Calculated specific BOD values (cumulative, by day sampled), in mg/g:
[data are reported as reference (aniline), followed by each test substance replicate]
1d: -40, 20, -60, -20
4d: 580, 60, 20, 79
7d: 1620, 79, 119, 139
10d: 1880, 179, 238, 258
13d: 2140, 278, 317, 317
16d: 2600, 397, 437, 397
19d: 2820, 516, 595, 516
22d: 2900, 556, 734, 595
25d: 2940, 635, 853, 655
28d: 3020, 694, 972, 774
*39d: 3120, 1052, 1409, 1151
* - incubation time was increased to 39 days as biodegradation of the test substance was shown to be a comparatively slow process

BOD of blank (after 39 days) = 16 mg/L

Biodegradation in relation to ThOD (cumulative, by day sampled), in %:
[data are reported as reference (aniline), followed by each test substance replicate]
1d: -2, 1, -3, -1
4d: 24, 3, 1, 4
7d: 68, 4, 5, 6
10d: 79, 8, 11, 12
13d: 89, 13, 14, 14
16d: 109, 18, 20, 18
19d: 118, 23, 27, 23
22d: 121, 25, 33, 27
25d: 123, 29, 39, 30
28d: 126, 32, 44, 35
*39d: 130, 48, 64, 52
* - incubation time was increased to 39 days as biodegradation of the test substance was shown to be a comparatively slow process

The reference substance (aniline) was degraded more than 60% in 10 days and the BOD of the blank after 39 days was 16 mg/L (within the test method criteria of 60 mg/L).

Octyltin tris(EHMA) was degraded 32-44% after 28 days and was determined to be not readily biodegradable.

Kinetic of test substance (in %):
= 8 ... 12 after 10 day(s)
= 32 ... 44 after 28 day(s)
= 48 ... 64 after 39 day(s)
Kinetic of control substance (in %):
= ... 79 after 10 day(s)
> ... 100 after 39 day(s)
Degradation products: not measured

Results with reference substance:

Degradation degree of the reference substance was >60% after 14 days and therefore met the validity criteria. Degradation degree of the inoculum control was also <60% after 14 days.

No pre-adapted inoculum used

Test duration (days): 39

Duration of adaptation phase (days): 10

Duration of degradation phase (days): >29

Degradation of the test substance at the end of the ten-day window (% BOD/ThOD): --

Degradation degree of the test substance after 28 days (% BOD/ThOD): 30 -40

Degradation degree of the test substance at the end of the test (% BOD/ThOD): 50 -60

Degree of degradation of the test substance in the abiotic control after 20 days of the test (main study) (% BOD/ThOD): 3*

Reference substance: aniline

Degradation degree of the reference substance after 14 days (% BOD/ThOD): 90 -100

Degradation degree in the inhibition control after 14 days (% BOD/ThOD): 40-50

Remarks: *Increasing BOD values of the abiotic test assay (PC) after 20 days might be due to microbial biodegradative activities. Therefore this assay was validated for a test period of 20 days only. Further abiotic test assays did not show any significant degradation during the usual test period of 28 days.
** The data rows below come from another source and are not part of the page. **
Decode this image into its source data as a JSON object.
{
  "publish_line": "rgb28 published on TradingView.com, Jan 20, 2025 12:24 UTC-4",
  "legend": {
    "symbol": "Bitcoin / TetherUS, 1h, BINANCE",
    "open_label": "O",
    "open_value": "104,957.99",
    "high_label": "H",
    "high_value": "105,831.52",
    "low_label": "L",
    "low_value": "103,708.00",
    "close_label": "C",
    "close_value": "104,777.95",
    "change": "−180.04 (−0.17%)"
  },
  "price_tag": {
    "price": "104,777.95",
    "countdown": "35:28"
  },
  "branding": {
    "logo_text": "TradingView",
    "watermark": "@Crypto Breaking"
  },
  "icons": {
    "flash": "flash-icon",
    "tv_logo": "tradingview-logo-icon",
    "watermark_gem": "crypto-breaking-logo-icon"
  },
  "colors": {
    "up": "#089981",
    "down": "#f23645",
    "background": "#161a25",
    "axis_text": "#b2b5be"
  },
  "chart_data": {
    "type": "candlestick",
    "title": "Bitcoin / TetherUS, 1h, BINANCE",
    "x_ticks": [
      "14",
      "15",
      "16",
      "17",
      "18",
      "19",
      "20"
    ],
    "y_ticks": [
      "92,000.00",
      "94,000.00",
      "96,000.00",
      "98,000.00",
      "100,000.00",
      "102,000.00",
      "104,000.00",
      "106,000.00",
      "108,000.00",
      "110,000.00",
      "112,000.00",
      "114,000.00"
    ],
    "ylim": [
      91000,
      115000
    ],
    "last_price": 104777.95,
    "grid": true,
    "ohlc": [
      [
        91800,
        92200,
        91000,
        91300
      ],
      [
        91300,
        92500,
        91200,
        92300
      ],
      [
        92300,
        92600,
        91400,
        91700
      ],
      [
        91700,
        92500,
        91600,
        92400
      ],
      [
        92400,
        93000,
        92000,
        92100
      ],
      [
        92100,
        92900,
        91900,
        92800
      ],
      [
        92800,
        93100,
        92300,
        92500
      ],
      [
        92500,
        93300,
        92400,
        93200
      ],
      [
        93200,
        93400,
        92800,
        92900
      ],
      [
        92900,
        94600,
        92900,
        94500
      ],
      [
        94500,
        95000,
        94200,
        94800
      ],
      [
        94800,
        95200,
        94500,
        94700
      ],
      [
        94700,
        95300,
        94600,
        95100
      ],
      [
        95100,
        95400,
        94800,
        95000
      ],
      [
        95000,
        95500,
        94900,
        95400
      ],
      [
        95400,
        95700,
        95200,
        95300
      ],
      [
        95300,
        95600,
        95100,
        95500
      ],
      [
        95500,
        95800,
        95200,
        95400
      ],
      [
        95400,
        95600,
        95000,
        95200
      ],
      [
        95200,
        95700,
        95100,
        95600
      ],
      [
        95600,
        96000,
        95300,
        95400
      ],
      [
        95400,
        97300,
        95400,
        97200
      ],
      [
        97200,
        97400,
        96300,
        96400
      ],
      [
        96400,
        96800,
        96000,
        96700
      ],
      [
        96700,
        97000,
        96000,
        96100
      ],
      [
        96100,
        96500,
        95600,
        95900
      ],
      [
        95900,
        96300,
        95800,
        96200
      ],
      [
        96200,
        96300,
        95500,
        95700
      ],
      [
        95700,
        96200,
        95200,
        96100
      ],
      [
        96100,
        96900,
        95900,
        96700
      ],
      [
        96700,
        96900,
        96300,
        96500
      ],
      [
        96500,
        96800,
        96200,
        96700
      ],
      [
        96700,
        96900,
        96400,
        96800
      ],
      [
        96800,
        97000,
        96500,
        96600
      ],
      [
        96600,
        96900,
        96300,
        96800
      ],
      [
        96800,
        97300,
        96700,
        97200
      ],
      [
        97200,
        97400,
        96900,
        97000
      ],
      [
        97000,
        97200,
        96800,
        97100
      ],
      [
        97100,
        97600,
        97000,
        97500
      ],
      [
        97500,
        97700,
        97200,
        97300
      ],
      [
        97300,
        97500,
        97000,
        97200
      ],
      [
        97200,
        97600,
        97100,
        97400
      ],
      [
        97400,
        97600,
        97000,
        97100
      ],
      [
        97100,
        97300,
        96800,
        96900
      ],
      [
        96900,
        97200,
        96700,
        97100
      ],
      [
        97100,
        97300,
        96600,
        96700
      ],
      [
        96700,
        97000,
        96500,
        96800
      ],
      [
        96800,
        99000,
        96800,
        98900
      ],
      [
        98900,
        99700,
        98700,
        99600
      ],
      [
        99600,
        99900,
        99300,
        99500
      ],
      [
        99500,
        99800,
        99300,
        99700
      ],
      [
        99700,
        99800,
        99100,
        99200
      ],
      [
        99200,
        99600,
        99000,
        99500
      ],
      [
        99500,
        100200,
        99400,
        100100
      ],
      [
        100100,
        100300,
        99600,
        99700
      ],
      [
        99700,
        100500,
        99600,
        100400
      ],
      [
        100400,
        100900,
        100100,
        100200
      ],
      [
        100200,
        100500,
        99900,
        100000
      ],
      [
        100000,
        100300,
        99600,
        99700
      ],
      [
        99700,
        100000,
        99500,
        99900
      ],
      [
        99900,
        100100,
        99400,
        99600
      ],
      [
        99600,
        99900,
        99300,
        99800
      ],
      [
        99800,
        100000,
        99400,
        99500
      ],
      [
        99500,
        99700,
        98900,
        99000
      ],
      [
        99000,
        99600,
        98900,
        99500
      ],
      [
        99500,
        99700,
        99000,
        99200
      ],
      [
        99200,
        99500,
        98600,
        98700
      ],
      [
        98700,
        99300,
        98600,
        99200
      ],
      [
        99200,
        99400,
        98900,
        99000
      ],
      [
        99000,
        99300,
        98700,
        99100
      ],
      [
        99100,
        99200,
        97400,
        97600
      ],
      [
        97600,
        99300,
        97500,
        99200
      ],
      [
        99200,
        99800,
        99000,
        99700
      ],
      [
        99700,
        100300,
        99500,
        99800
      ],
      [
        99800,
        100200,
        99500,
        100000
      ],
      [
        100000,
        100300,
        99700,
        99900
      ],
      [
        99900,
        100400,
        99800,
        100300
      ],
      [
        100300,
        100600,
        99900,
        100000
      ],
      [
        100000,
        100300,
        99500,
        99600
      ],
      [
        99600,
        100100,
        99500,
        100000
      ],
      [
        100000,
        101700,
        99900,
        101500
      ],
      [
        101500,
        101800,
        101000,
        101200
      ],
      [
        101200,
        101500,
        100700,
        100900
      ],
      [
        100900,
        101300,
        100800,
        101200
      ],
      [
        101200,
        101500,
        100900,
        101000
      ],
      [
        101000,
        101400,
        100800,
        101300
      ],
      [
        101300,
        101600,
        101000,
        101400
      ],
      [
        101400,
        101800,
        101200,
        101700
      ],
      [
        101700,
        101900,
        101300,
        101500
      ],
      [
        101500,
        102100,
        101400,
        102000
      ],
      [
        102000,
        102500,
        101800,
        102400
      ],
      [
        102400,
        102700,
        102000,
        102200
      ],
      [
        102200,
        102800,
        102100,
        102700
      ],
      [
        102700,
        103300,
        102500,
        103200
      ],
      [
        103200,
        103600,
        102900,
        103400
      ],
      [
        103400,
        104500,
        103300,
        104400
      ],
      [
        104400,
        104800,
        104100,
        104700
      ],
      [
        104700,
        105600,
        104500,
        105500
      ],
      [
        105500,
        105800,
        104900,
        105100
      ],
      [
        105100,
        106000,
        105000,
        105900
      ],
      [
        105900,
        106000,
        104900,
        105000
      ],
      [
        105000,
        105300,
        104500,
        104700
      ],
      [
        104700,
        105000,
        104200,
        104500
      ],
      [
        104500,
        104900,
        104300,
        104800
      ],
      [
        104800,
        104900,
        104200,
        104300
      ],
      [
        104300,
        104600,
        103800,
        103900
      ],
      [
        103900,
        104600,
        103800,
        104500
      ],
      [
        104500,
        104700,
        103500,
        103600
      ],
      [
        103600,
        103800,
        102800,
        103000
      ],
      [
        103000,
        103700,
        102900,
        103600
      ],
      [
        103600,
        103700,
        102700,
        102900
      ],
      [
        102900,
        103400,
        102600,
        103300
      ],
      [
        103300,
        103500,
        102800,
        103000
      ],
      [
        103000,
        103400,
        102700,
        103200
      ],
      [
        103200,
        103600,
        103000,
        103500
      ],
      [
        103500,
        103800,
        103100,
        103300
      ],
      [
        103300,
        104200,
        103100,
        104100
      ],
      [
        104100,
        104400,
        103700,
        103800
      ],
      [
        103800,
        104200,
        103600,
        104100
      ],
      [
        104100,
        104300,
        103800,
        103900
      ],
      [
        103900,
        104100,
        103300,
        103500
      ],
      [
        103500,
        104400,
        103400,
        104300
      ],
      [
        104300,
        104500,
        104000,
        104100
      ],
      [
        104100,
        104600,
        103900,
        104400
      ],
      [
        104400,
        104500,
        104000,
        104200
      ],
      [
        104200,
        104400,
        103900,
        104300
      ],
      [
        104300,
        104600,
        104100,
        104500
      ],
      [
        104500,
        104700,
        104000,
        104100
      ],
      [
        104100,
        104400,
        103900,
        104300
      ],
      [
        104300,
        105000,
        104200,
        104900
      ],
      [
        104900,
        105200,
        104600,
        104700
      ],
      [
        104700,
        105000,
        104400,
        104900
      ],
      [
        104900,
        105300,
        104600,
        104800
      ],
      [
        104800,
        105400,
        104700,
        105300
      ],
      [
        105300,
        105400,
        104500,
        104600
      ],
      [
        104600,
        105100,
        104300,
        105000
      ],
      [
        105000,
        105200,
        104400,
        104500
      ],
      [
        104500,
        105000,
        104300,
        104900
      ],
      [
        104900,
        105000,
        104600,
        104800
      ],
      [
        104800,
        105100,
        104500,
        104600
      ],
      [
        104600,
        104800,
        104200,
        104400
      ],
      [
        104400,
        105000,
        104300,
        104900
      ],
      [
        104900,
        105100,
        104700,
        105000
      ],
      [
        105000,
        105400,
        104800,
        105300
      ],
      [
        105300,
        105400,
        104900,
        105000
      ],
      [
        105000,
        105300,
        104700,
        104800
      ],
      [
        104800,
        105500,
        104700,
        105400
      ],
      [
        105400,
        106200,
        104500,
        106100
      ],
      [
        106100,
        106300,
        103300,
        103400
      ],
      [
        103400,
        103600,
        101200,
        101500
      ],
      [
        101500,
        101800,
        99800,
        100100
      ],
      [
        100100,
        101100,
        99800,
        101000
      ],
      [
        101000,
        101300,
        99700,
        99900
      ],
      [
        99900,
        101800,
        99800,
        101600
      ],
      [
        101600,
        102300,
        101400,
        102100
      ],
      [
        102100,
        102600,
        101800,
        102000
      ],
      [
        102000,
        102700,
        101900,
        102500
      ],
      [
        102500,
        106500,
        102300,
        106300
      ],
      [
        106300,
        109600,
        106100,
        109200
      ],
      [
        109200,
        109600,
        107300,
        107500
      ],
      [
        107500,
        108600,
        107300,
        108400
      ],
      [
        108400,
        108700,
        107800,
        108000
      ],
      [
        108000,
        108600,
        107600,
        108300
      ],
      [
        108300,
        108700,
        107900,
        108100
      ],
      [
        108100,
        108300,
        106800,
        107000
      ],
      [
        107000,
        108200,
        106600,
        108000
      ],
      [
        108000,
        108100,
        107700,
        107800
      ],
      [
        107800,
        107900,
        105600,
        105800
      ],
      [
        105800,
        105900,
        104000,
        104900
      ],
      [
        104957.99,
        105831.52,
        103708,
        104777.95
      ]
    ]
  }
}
Validity criteria fulfilled:

yes

Interpretation of results:

not readily biodegradable

Conclusions:

Under the conditions of this study the test material is not readily biodegradable.

Executive summary:

The biodegradability of the test material was determined in accordance with the standardised guidelines OECD 301 F, EU Method C.4-D and ISO DIS 9408 under GLP conditions.

The test material was not biodegradable (e.g. BOD >60 % of ThOD) within a 10 day window within the 28 day period, as required by OECD 301 to be considered "readily biodegradable." However, biodegradation continued after 28 day and thus measurements continued to day 39. At day 39, biodegradation ranged from 50 to 60 %. Thus the test material may be considered somewhat biodegradable, but not "ready biodegradable".

Under the conditions of this study the test material is not readily biodegradable.